Para o autor, existe uma divisão no conceito do folclore, em que como fenômeno religioso, classifica-se em ritos e crenças:

  1. Os ritos “só podem ser definidos e distinguidos das outras práticas humanas, notadamente das práticas morais, pela natureza especial de seu objeto” (p. 19), assim precisamos da crença para definirmos os ritos. 
  2. As crenças por sua vez, simples ou complexas, “apresentam um mesmo caráter comum: supõe uma classificação das coisas, reais ou ideais, que os homens concebem, em duas classes” (p. 19), o sagrado e o profano, faz-se então uma divisão do mundo onde as coisas sagradas são quaisquer objetos que tenham sido revelados, seja essa revelação um deus, uma pedra, ou até uma simples palavra. “um rito pode ter esse caráter” (p. 20), 
No budismo, por exemplo, “as verdades santas e as práticas que delas derivam” (p. 20) são uma coisa sagrada. As coisas profanas são determinadas muitas vezes, com aspectos de inferioridade em relação às coisas profanas, mas “se é verdade que o homem depende de seus deuses, a dependência é recíproca” (p. 21), sem os homens os deuses morreriam. Mas é através da heterogeneidade que podemos diferenciar mais claramente as coisas profanas das coisas sagradas, pois ela é como diz o autor “muito particular: ela é absoluta” (p. 22), as coisas (profanas e sagradas) são consideradas “pelo espírito humano como gêneros separados, como dois mundos entre os quais nada existe em comum.” (p. 22), apesar disso, existe uma possibilidade de um ser passar (em uma verdadeira metamorfose) de um mundo para o outro, através de ritos de iniciação e outros. Essa heterogeneidade mostra que “as coisas” também são hostis e rivais, tendo em vista que para um ser passar para o outro mundo ele deve sair completamente do seu, conclusão:
Temos, desta vez, um primeiro critério das crenças religiosas. Claro que, no interior desses dois gêneros fundamentais, há espécies secundárias que, por sua vez, são mais ou menos incompatíveis umas com as outras. Mas o característico do fenômeno religioso é que ele supõe sempre uma divisão bipartida do universo conhecido e conhecível em dois gêneros que compreendem tudo o que existe, mas que se excluem radicalmente. As coisas sagradas são aquelas que as proibições protegem e isolam; as coisas profanas, aquelas a que se aplicam essas proibições e que devem permanecer à distância das primeiras. As crenças religiosas são representações que exprimem a natureza das coisas sagradas e as relações que elas mantêm, seja entre si, seja com as coisas profanas. Enfim, os ritos são regras de conduta que prescrevem como o homem deve comportar-se com as coisas sagradas.” (p. 24)
Mas para o autor esta definição ainda não é completa, pois ainda existem duas ordens que devem ser diferenciadas, temos a magia e a religião, onde a primeira, assim como a segunda tem seus ritos, crenças, mitos e dogmas, mas há uma diferença a magia não se preocupa com especulações, mas como podemos separar uma da outra se elas interagem?

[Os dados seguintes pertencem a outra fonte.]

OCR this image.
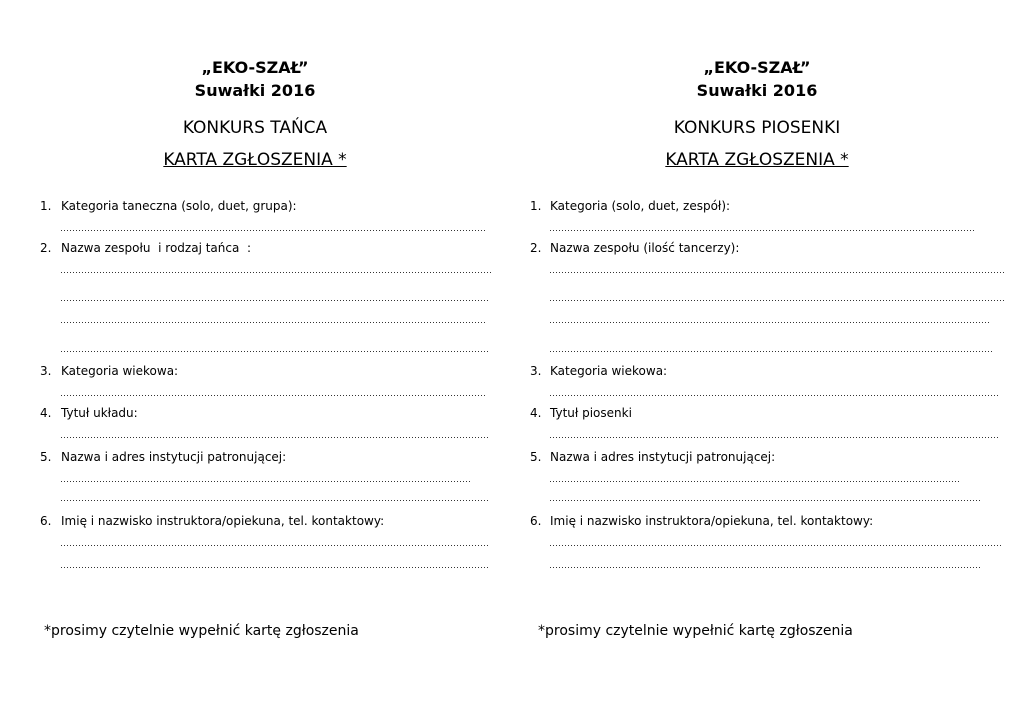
„EKO-SZAŁ”
Suwałki 2016
KONKURS TAŃCA
KARTA ZGŁOSZENIA *
1. Kategoria taneczna (solo, duet, grupa):
2. Nazwa zespołu  i rodzaj tańca  :
3. Kategoria wiekowa:
4. Tytuł układu:
5. Nazwa i adres instytucji patronującej:
6. Imię i nazwisko instruktora/opiekuna, tel. kontaktowy:
*prosimy czytelnie wypełnić kartę zgłoszenia
„EKO-SZAŁ”
Suwałki 2016
KONKURS PIOSENKI
KARTA ZGŁOSZENIA *
1. Kategoria (solo, duet, zespół):
2. Nazwa zespołu (ilość tancerzy):
3. Kategoria wiekowa:
4. Tytuł piosenki
5. Nazwa i adres instytucji patronującej:
6. Imię i nazwisko instruktora/opiekuna, tel. kontaktowy:
*prosimy czytelnie wypełnić kartę zgłoszenia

O simples fato de uma repugnar a outra é uma fator relevante, outro fator é que “a magia tem uma espécie de prazer profissional em profanar as coisas sagradas” (p. 27) e a religião, por sua vez “se nem sempre condenou e proibiu os ritos mágicos, os vê geralmente com desagrado” (p. 27); outro fator é que as crenças religiosas têm uma necessidade de estar ligada intimamente aos homens através das suas práticas, enquanto a magia não precisa dessa ligação, ou seja, para os adeptos da magia não há necessidade de se ligar a outros praticantes, nem os mágicos tem uma necessidade de si ligar a outros mágicos, assim como também não precisam de uma igreja mágica, já a religião precisa de todos esses aspectos, precisa de interação comunidade x comunidade; comunidade x igreja e igreja x igreja, fator essencial para uma continuidade religiosa.

Por fim, o autor diz que “uma religião é um sistema solidário de crenças e de práticas relativas a coisas sagradas, isto é, separadas, proibidas, crenças e práticas que reúnem numa mesma comunidade moral, chamada igreja, todos aqueles que a elas aderem.” (p. 32). Sendo assim, esse segundo argumento complementa o primeiro, pois é na coletividade que mostramos a idéia de religião.

Obrigado por sua atenção!
Atualizado: 17 de Janeiro de 2011


DURKHEIM, Émile. Definição do Fenômeno Religioso e da Religião. In: DURKHEIM, Émile. "As formas elementares da vida religiosa". São Paulo: Martins Fontes, 2000.